Macrostomum rostratum is a free-living, hermaphroditic flatworm in the family Macrostomidae, found in freshwater and brackish environments.

==Description==
Macrostomum rostratum is colourless and between 0.2 and 2 mm in length. There are a pair of small eyes at the anterior end and a longitudinal-slit mouth on the ventral surface just behind these. A short pharynx leads from the mouth to a simple gut. Also on the ventral surface, the female gonopore, which is shaped like a rosette, is in front of the male gonopore and penis which are half way along the flatworm. The posterior end of the worm bears an adhesive plate and can spread out to stick to a surface, and the edge of this region bears rodlike rhabdites (defensive structures) in the tissues.
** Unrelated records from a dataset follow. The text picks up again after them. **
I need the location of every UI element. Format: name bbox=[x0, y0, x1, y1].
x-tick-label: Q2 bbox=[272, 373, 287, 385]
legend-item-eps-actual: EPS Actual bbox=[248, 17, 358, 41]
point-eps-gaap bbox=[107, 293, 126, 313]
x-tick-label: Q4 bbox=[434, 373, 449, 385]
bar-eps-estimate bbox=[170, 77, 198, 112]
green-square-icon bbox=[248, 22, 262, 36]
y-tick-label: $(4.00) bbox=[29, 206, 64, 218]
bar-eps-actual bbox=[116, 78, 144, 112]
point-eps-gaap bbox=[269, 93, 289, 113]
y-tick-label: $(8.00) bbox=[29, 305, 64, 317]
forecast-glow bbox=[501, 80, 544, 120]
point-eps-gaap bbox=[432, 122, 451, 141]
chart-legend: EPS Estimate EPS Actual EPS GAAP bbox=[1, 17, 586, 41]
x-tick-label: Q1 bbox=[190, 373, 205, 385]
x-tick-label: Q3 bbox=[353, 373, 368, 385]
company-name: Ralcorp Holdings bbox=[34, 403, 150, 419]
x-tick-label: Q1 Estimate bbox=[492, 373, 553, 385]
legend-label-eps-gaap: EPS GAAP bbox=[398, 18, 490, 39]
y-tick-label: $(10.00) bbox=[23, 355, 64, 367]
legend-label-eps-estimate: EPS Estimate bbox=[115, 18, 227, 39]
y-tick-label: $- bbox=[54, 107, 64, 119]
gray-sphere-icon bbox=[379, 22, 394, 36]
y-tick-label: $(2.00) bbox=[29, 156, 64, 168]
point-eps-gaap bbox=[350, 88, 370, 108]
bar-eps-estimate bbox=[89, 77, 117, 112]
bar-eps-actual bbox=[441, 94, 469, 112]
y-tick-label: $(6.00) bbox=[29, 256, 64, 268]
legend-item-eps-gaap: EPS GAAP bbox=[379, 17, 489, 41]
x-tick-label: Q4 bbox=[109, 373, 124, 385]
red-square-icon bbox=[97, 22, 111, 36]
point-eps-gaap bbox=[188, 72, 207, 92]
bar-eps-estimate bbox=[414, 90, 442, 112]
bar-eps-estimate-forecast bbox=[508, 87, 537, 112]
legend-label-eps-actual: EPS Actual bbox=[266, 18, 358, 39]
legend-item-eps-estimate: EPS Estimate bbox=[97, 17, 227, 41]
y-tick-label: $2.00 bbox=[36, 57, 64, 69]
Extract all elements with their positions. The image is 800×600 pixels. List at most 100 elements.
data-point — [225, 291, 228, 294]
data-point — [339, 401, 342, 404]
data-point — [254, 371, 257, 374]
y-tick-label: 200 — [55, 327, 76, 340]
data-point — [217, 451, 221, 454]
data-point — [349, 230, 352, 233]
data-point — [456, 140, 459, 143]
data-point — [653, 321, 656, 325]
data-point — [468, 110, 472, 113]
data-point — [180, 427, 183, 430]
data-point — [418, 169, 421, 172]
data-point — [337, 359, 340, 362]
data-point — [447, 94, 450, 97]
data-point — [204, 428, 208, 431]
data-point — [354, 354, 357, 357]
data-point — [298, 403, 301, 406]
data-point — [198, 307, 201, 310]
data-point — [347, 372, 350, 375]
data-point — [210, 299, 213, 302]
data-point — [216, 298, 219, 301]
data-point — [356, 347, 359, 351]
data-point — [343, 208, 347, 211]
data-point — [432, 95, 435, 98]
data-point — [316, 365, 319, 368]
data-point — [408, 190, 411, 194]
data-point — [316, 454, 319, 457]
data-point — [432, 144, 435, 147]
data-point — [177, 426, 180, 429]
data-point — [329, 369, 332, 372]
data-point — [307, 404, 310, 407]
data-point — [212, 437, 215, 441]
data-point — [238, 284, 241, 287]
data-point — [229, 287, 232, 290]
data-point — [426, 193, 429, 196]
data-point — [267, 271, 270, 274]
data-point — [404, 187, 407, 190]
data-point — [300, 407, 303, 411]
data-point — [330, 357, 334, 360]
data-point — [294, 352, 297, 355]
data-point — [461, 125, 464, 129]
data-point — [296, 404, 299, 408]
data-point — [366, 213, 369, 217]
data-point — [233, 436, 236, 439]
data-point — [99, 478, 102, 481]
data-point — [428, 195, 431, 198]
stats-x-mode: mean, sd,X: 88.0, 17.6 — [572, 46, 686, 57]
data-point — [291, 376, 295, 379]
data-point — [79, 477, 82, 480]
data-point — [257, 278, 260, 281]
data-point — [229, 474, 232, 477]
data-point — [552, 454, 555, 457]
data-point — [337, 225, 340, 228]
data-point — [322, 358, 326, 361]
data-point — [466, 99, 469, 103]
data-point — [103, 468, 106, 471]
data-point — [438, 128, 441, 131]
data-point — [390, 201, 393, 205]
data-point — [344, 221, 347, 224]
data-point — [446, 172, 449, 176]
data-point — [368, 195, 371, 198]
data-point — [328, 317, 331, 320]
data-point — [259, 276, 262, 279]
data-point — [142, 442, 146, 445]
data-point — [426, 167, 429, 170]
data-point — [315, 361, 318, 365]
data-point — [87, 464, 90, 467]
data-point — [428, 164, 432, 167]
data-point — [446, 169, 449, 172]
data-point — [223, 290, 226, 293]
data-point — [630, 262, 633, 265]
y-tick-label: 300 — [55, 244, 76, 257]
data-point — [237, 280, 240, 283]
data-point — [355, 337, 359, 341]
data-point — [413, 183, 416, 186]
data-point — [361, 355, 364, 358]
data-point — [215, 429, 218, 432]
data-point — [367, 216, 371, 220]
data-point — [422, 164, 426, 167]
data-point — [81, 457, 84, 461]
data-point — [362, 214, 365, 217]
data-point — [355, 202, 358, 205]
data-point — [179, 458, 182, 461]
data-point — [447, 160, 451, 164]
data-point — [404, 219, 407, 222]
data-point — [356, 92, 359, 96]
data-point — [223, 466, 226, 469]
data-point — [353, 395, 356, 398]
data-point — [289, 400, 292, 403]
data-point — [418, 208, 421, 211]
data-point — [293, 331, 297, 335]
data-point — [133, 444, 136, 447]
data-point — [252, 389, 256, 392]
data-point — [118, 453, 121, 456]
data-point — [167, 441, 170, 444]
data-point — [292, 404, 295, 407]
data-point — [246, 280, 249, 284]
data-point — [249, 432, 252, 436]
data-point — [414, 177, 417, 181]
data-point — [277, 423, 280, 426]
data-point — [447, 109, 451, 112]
==Distribution and habitat==
Macrostomum rostratum occurs sporadically in the European coastline in the northeastern Atlantic Ocean, typically in the splash zone in both fresh and salt water. It is present in rock pools at Oxwich Bay and Port Erin in Wales, and in these locations it is found on sea lettuce (Ulva lactuca). Further afield, it has been recorded from a brackish coastal wetland in Peru. Another place where it occurs is the heated Konin Lakes, water bodies in central Poland where the water temperature is raised by the water being discharged from power stations.

==Ecology==
Nematodes have been found parasitizing Macrostomum rostratum. The structure of the male copulatory device with its curved stylet may indicate that this species exhibits a hypodermic mating system.